- Former name: Lancashire Care NHS Foundation Trust
- Type: Mental health trust
- Chair: David Eva
- Chief executive: Caroline Donovan
- Staff: 7,000
- Website: www.lscft.nhs.uk

= Lancashire and South Cumbria NHS Foundation Trust =

Healthcare trust in Lancashire, England

Lancashire & South Cumbria NHS Foundation Trust, known as Lancashire Care NHS Foundation Trust until October 2019, provides a range of services including secondary mental health care, inpatient child and adolescent mental health services, perinatal mental health and forensic services including low and medium secure care. It also provides a range of physical health and well-being services in the community with partners in the Lancashire and Sefton area. The Trust was first established in 2002 and employs approximately 7,000 staff who provide care from more than 400 sites.

==Development==
The trust has built a new mental health inpatient unit in Blackpool, called The Harbour. The Harbour is a new 154 bedded mental health hospital situated on Preston New Road.

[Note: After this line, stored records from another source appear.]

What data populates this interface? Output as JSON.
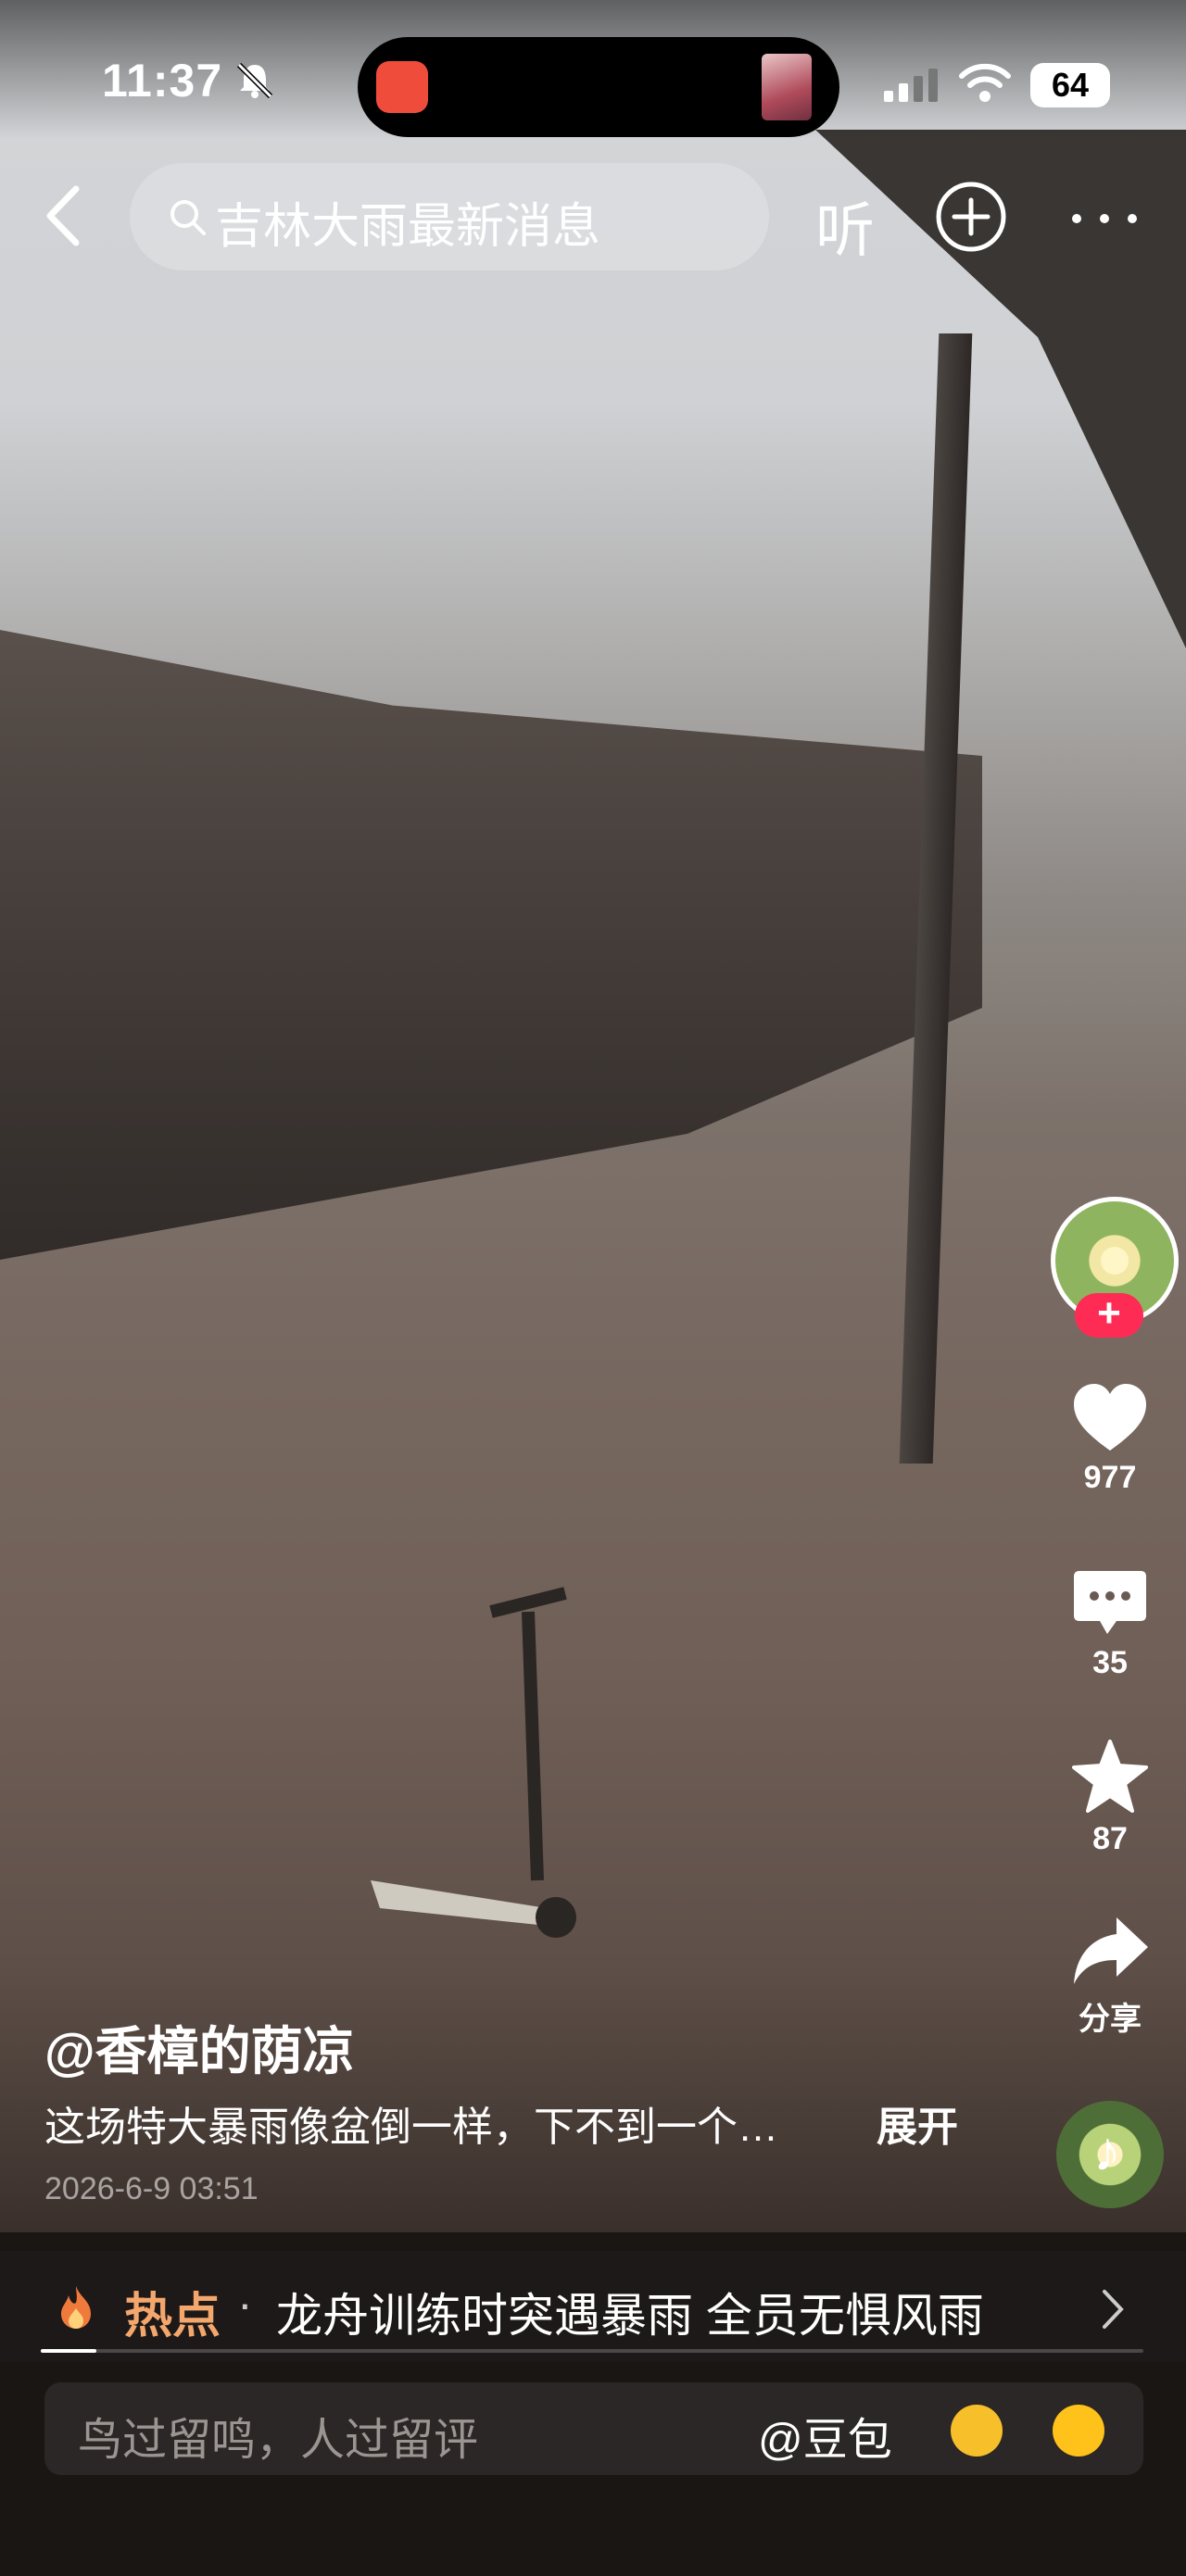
{
  "status_bar": {
    "time": "11:37",
    "battery": "64"
  },
  "top_nav": {
    "search_text": "吉林大雨最新消息",
    "listen_label": "听"
  },
  "actions": {
    "likes": "977",
    "comments": "35",
    "favorites": "87",
    "share_label": "分享"
  },
  "post": {
    "author": "@香樟的荫凉",
    "description": "这场特大暴雨像盆倒一样，下不到一个…",
    "expand_label": "展开",
    "date": "2026-6-9 03:51"
  },
  "hot": {
    "tag": "热点",
    "separator": "·",
    "headline": "龙舟训练时突遇暴雨 全员无惧风雨"
  },
  "playback_progress": 0.05,
  "comment_input": {
    "placeholder": "鸟过留鸣，人过留评",
    "mention": "@豆包"
  },
  "colors": {
    "accent_red": "#fe2c55",
    "hot_orange": "#f4a76d"
  }
}
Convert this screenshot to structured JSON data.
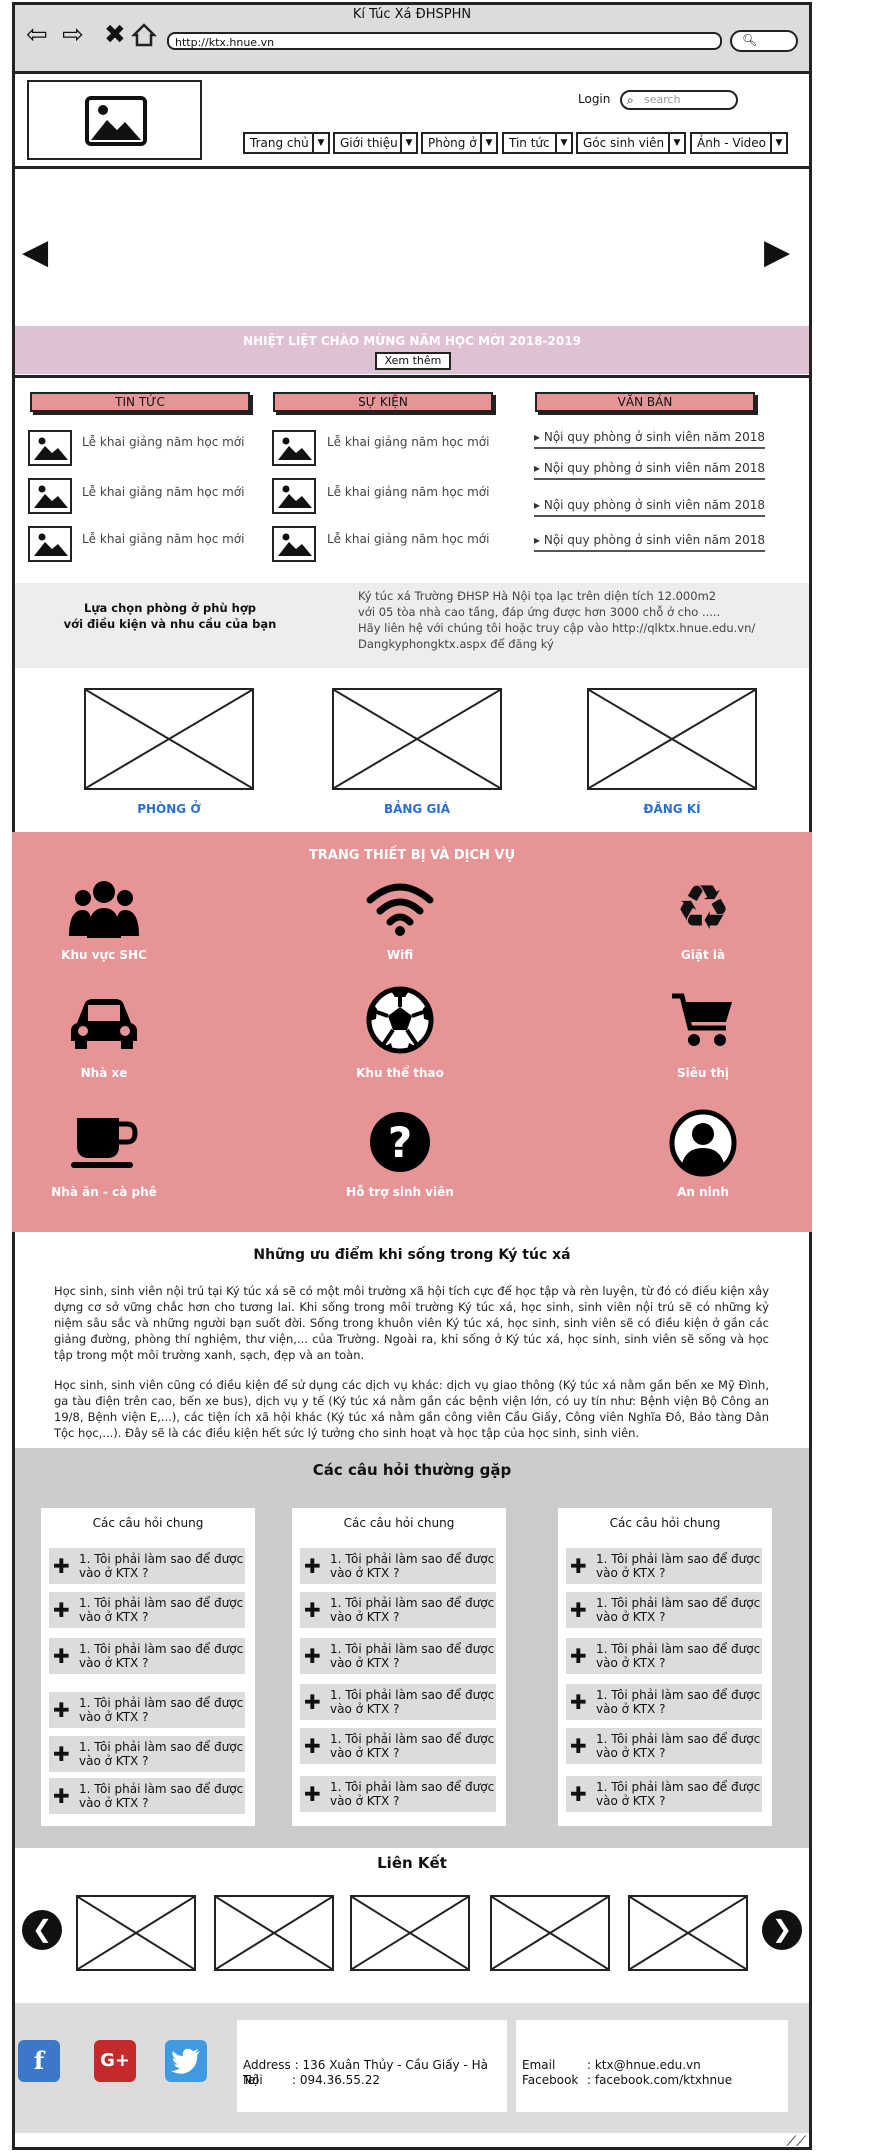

It deployed a new Servelec RiO electronic patient record in March 2018.

==Performance==
In 2013/14 the trust sent 251 patients to private hospitals at a cost of £3.6m, an increase from 2012/13 when there were 136 referrals at a cost of £2.1m. The trust said a reduction in social care provision, an increase in mental health presentations and increased complexity of care requirements were to blame. The majority of spending with private hospitals was with the Priory Group Hospital in Preston (£4 million) and £1.2 million with Cygnet Health Care.

The trust only has 16 beds for children available in Lancashire — 10 for children under 16 at The Junction in Lancaster and six for those aged 16 and 17 at The Platform in Preston. 29 children were sent outside the county for treatment in 2016, some as far as Norwich, mostly because there were not enough beds available. It is planned to provide 56 more beds in 2017.

Problems at the trust led to more than 1,000 cases of patients in Lancashire waiting over 12 hours for admission in 2018-19. This was about a third of all the 12 hour breaches in England, which were mostly mental health cases. A review found that some patients were “potentially being held against their will without appropriate legal provision”. Some were detained in seclusion rooms for more than a week under section 136 of the Mental Health Act 1983, which only provides that patients can be lawfully detained for 24 hours, with a possible 12-hour extension. The trust does not have any high dependency or complex care rehabilitation beds.

By 2021 the trust had securing funding to open around 90 additional beds, including a 28-bed unit in Wesham, and 32 on the Calderstones Hospital site in Whalley which the trust is to inherit from Mersey Care NHS Foundation Trust.

==Legal case==
Lancashire Care NHS Foundation Trust and Blackpool Teaching Hospitals NHS Foundation Trust successfully but only temporarily challenged a procurement process for public health services for children aged 0 to 19 undertaken by Lancashire County Council in 2017. The Council's procurement process was not undertaken correctly and a proposed five-year contract award in favour of Virgin Care was set aside by the High Court. The same contract was later awarded to Virgin Care through a process overseen by independent experts.